Her daughter, Sarah Shapiro, said the cause was cancer.

Ms. Hirshman found herself smack in the middle of the mommy wars in late 2005, when she published an article in The American Prospect, the progressive policy journal. She had become alarmed by statistics showing that women were dropping out of the work force in large numbers to raise their children.

She viewed the opt-out phenomenon, as it was often described, as a failure of feminism, which — more than four decades after Betty Friedan decried housework in “The Feminine Mystique” — supported the trend as just another choice in an arsenal of choices that granted women agency.

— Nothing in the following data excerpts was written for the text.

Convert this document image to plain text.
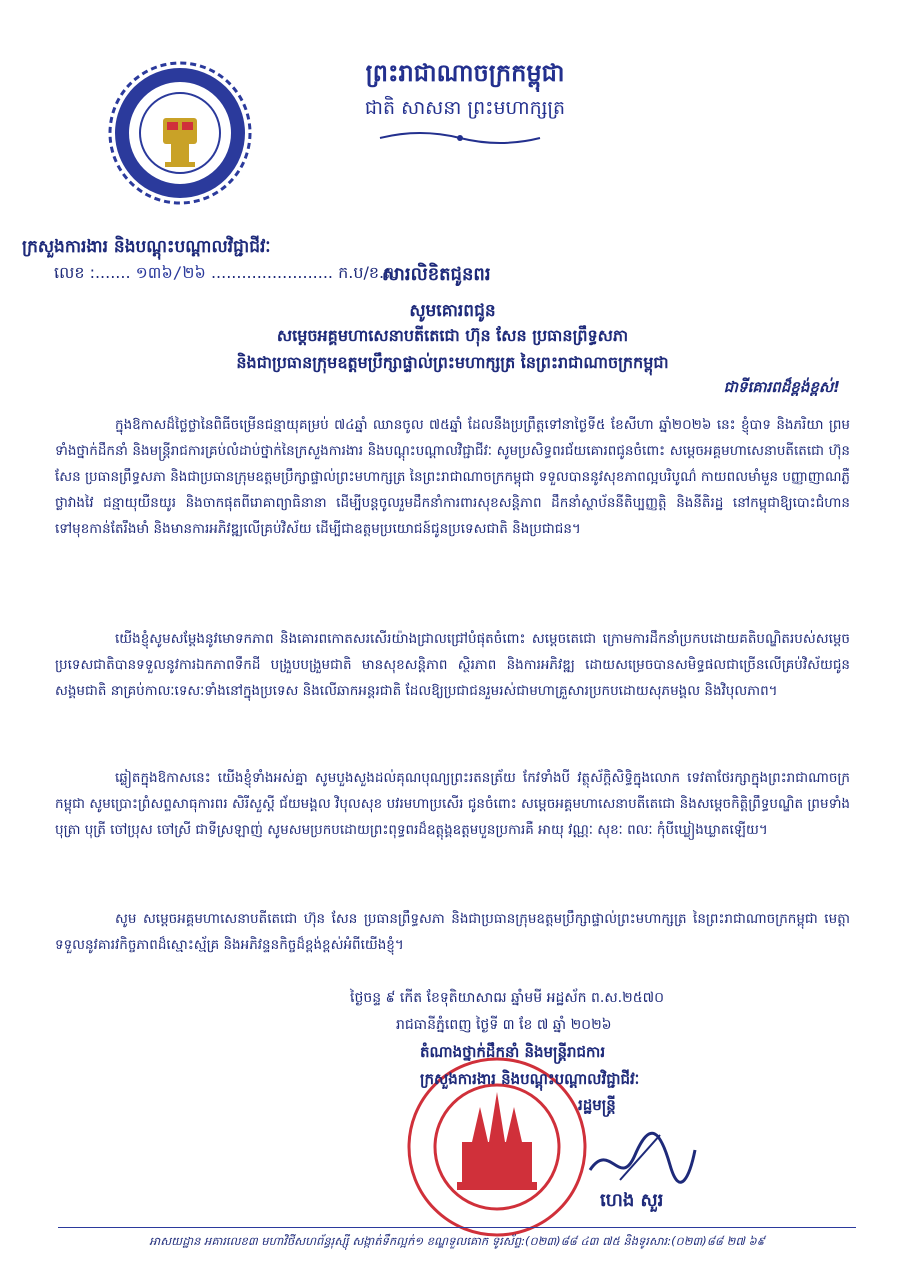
ព្រះរាជាណាចក្រកម្ពុជា
ជាតិ សាសនា ព្រះមហាក្សត្រ
ក្រសួងការងារ និងបណ្តុះបណ្តាលវិជ្ជាជីវៈ
លេខ :....... ១៣៦/២៦ ........................ ក.ប/ខ.ល
សារលិខិតជូនពរ
សូមគោរពជូន
សម្តេចអគ្គមហាសេនាបតីតេជោ ហ៊ុន សែន ប្រធានព្រឹទ្ធសភា
និងជាប្រធានក្រុមឧត្តមប្រឹក្សាផ្ទាល់ព្រះមហាក្សត្រ នៃព្រះរាជាណាចក្រកម្ពុជា
ជាទីគោរពដ៏ខ្ពង់ខ្ពស់!
ក្នុងឱកាសដ៏ថ្លៃថ្លានៃពិធីចម្រើនជន្មាយុគម្រប់ ៧៤ឆ្នាំ ឈានចូល ៧៥ឆ្នាំ ដែលនឹងប្រព្រឹត្តទៅនាថ្ងៃទី៥ ខែសីហា ឆ្នាំ២០២៦ នេះ ខ្ញុំបាទ និងភរិយា ព្រមទាំងថ្នាក់ដឹកនាំ និងមន្ត្រីរាជការគ្រប់លំដាប់ថ្នាក់នៃក្រសួងការងារ និងបណ្តុះបណ្តាលវិជ្ជាជីវៈ សូមប្រសិទ្ធពរជ័យគោរពជូនចំពោះ សម្តេចអគ្គមហាសេនាបតីតេជោ ហ៊ុន សែន ប្រធានព្រឹទ្ធសភា និងជាប្រធានក្រុមឧត្តមប្រឹក្សាផ្ទាល់ព្រះមហាក្សត្រ នៃព្រះរាជាណាចក្រកម្ពុជា ទទួលបាននូវសុខភាពល្អបរិបូណ៌ កាយពលមាំមួន បញ្ញាញាណភ្លឺថ្លាវាងវៃ ជន្មាយុយឺនយូរ និងចាកផុតពីរោគាព្យាធិនានា ដើម្បីបន្តចូលរួមដឹកនាំការពារសុខសន្តិភាព ដឹកនាំស្ថាប័ននីតិប្បញ្ញត្តិ និងនីតិរដ្ឋ នៅកម្ពុជាឱ្យបោះជំហានទៅមុខកាន់តែរឹងមាំ និងមានការអភិវឌ្ឍលើគ្រប់វិស័យ ដើម្បីជាឧត្តមប្រយោជន៍ជូនប្រទេសជាតិ និងប្រជាជន។
យើងខ្ញុំសូមសម្តែងនូវមោទកភាព និងគោរពកោតសរសើរយ៉ាងជ្រាលជ្រៅបំផុតចំពោះ សម្តេចតេជោ ក្រោមការដឹកនាំប្រកបដោយគតិបណ្ឌិតរបស់សម្តេច ប្រទេសជាតិបានទទួលនូវការឯកភាពទឹកដី បង្រួបបង្រួមជាតិ មានសុខសន្តិភាព ស្ថិរភាព និងការអភិវឌ្ឍ ដោយសម្រេចបានសមិទ្ធផលជាច្រើនលើគ្រប់វិស័យជូនសង្គមជាតិ នាគ្រប់កាលៈទេសៈទាំងនៅក្នុងប្រទេស និងលើឆាកអន្តរជាតិ ដែលឱ្យប្រជាជនរួមរស់ជាមហាគ្រួសារប្រកបដោយសុភមង្គល និងវិបុលភាព។
ឆ្លៀតក្នុងឱកាសនេះ យើងខ្ញុំទាំងអស់គ្នា សូមបួងសួងដល់គុណបុណ្យព្រះរតនត្រ័យ កែវទាំងបី វត្ថុស័ក្តិសិទ្ធិក្នុងលោក ទេវតាថែរក្សាក្នុងព្រះរាជាណាចក្រកម្ពុជា សូមប្រោះព្រំសព្ទសាធុការពរ សិរីសួស្តី ជ័យមង្គល វិបុលសុខ បវរមហាប្រសើរ ជូនចំពោះ សម្តេចអគ្គមហាសេនាបតីតេជោ និងសម្តេចកិត្តិព្រឹទ្ធបណ្ឌិត ព្រមទាំង បុត្រា បុត្រី ចៅប្រុស ចៅស្រី ជាទីស្រឡាញ់ សូមសមប្រកបដោយព្រះពុទ្ធពរដ៏ឧត្តុង្គឧត្តមបួនប្រការគឺ អាយុ វណ្ណៈ សុខៈ ពលៈ កុំបីឃ្លៀងឃ្លាតឡើយ។
សូម សម្តេចអគ្គមហាសេនាបតីតេជោ ហ៊ុន សែន ប្រធានព្រឹទ្ធសភា និងជាប្រធានក្រុមឧត្តមប្រឹក្សាផ្ទាល់ព្រះមហាក្សត្រ នៃព្រះរាជាណាចក្រកម្ពុជា មេត្តាទទួលនូវគារវកិច្ចភាពដ៏ស្មោះស្ម័គ្រ និងអភិវន្ទនកិច្ចដ៏ខ្ពង់ខ្ពស់អំពីយើងខ្ញុំ។
ថ្ងៃចន្ទ ៩ កើត ខែទុតិយាសាឍ ឆ្នាំមមី អដ្ឋស័ក ព.ស.២៥៧០
រាជធានីភ្នំពេញ ថ្ងៃទី ៣ ខែ ៧ ឆ្នាំ ២០២៦
តំណាងថ្នាក់ដឹកនាំ និងមន្ត្រីរាជការ
ក្រសួងការងារ និងបណ្តុះបណ្តាលវិជ្ជាជីវៈ
រដ្ឋមន្ត្រី
ហេង សួរ
អាសយដ្ឋាន អគារលេខ៣ មហាវិថីសហព័ន្ធរុស្ស៊ី សង្កាត់ទឹកល្អក់១ ខណ្ឌទួលគោក ទូរស័ព្ទ:(០២៣)៨៨ ៤៣ ៧៥ និងទូរសារ:(០២៣)៨៨ ២៧ ៦៩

Not so, she declared in her article, which was titled “Homeward Bound.” Staying home, she said, was a very, very bad choice.

Her particular target was affluent women with elite degrees; she argued that their disappearance from the halls of power in law, business and politics was not just harmful to them personally — housework and child rearing, she warned, were intellectually stagnant and soul-crushing endeavors — but to the country as a whole, because their absence meant that more than half of the American population would be underrepresented in the places where policy was made.